Average Depth: 20 ft. 
Max Depth: 20 ft. 

El Capitan: This treasure ship is one from the Nueva Espana Fleet. She was the flagship of the fleet her name was the El Rubi. The fleet was made up of armed galleons, merchant ships and smaller ships that were carrying the silver pesos and gold coins. The Galleon was part of the 1733 hurricane-caused wreck that forced 22 ships on to the Florida Keys.

The fleet left Havana harbor on July 13, 1733 on their way home to Spain. A day later a hurricane hit the fleet and sent them onto the reefs of the Florida Keys. Only five of the 22 ships made it out of the hurricane four sailed back to Cuba safety and one sailed on to Spain without damage. During the next few years the Spaniards with the help of the natives in the Florida Keys salvaged the shipwrecks.
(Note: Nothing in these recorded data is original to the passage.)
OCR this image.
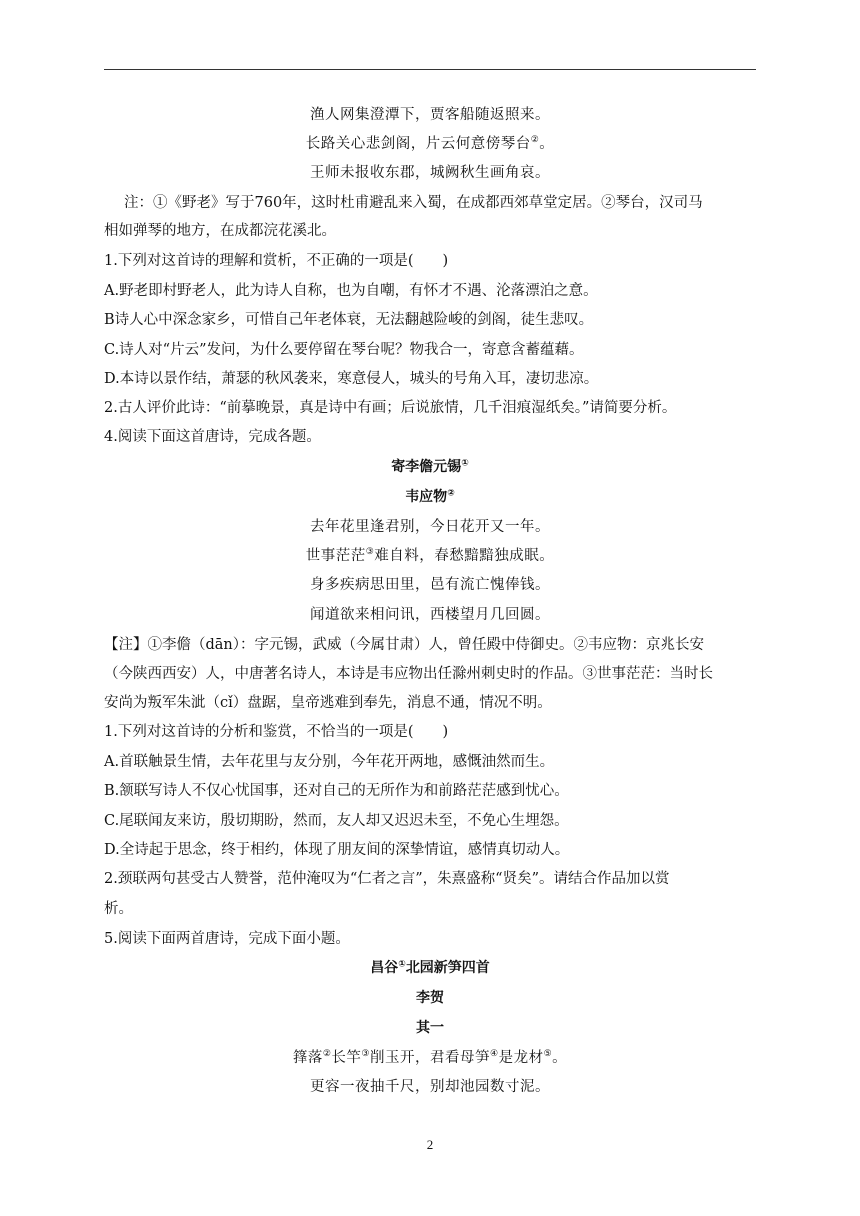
渔人网集澄潭下，贾客船随返照来。
长路关心悲剑阁，片云何意傍琴台②。
王师未报收东郡，城阙秋生画角哀。
注：①《野老》写于760年，这时杜甫避乱来入蜀，在成都西郊草堂定居。②琴台，汉司马
相如弹琴的地方，在成都浣花溪北。
1.下列对这首诗的理解和赏析，不正确的一项是(　　)
A.野老即村野老人，此为诗人自称，也为自嘲，有怀才不遇、沦落漂泊之意。
B诗人心中深念家乡，可惜自己年老体衰，无法翻越险峻的剑阁，徒生悲叹。
C.诗人对“片云”发问，为什么要停留在琴台呢？物我合一，寄意含蓄蕴藉。
D.本诗以景作结，萧瑟的秋风袭来，寒意侵人，城头的号角入耳，凄切悲凉。
2.古人评价此诗：“前摹晚景，真是诗中有画；后说旅情，几千泪痕湿纸矣。”请简要分析。
4.阅读下面这首唐诗，完成各题。
寄李儋元锡①
韦应物②
去年花里逢君别，今日花开又一年。
世事茫茫③难自料，春愁黯黯独成眠。
身多疾病思田里，邑有流亡愧俸钱。
闻道欲来相问讯，西楼望月几回圆。
【注】①李儋（dān）：字元锡，武威（今属甘肃）人，曾任殿中侍御史。②韦应物：京兆长安
（今陕西西安）人，中唐著名诗人，本诗是韦应物出任滁州刺史时的作品。③世事茫茫：当时长
安尚为叛军朱泚（cǐ）盘踞，皇帝逃难到奉先，消息不通，情况不明。
1.下列对这首诗的分析和鉴赏，不恰当的一项是(　　)
A.首联触景生情，去年花里与友分别，今年花开两地，感慨油然而生。
B.颔联写诗人不仅心忧国事，还对自己的无所作为和前路茫茫感到忧心。
C.尾联闻友来访，殷切期盼，然而，友人却又迟迟未至，不免心生埋怨。
D.全诗起于思念，终于相约，体现了朋友间的深挚情谊，感情真切动人。
2.颈联两句甚受古人赞誉，范仲淹叹为“仁者之言”，朱熹盛称“贤矣”。请结合作品加以赏
析。
5.阅读下面两首唐诗，完成下面小题。
昌谷①北园新笋四首
李贺
其一
箨落②长竿③削玉开，君看母笋④是龙材⑤。
更容一夜抽千尺，别却池园数寸泥。
2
They lay on the reefs undisturbed for a couple of hundred years.

In the 1950’s treasure hunters with the help of underwater metal detectors rediscovered the treasure ships. At this time large pieces of the ships were still visible. They brought up cannons, figurines, muskets, silver pesos and a number of gold coins. There was no interest in archaeological surveys and preservation. This was all about the loot and selling it for profit. I can tell you right now I would have done the same thing. The salvers kept some of the best pieces for their private collections but the rest was sold to the highest bidder.
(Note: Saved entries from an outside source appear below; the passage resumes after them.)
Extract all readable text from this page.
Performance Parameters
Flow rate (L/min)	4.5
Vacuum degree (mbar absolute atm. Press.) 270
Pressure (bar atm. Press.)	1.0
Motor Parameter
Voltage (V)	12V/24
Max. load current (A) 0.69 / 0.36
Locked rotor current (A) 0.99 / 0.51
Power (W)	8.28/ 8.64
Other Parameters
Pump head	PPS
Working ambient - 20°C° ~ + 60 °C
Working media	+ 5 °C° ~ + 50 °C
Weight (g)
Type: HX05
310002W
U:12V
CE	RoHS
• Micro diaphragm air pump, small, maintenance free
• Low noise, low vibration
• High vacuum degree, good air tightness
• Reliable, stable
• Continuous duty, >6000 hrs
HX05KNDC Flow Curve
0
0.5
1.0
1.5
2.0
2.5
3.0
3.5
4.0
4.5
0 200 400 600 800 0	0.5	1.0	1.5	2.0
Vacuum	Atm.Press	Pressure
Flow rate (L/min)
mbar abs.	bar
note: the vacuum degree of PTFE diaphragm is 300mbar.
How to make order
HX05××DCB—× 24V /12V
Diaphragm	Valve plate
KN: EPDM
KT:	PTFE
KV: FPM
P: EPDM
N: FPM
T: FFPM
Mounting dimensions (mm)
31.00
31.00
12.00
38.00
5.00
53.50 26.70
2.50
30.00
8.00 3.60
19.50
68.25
This site is protected by the Florida Keys National Marine Sanctuary (FKNMS) and is included in the research and recovery permit, #FKNMS-2006-029. Artifact recovery is not permitted on this historic shipwreck. Illegal activity that may jeopardize the legal recovery and protection of these very important historic artifacts is strictly enforced.

All that remains of this ship is a ballast pile covered with coral heads.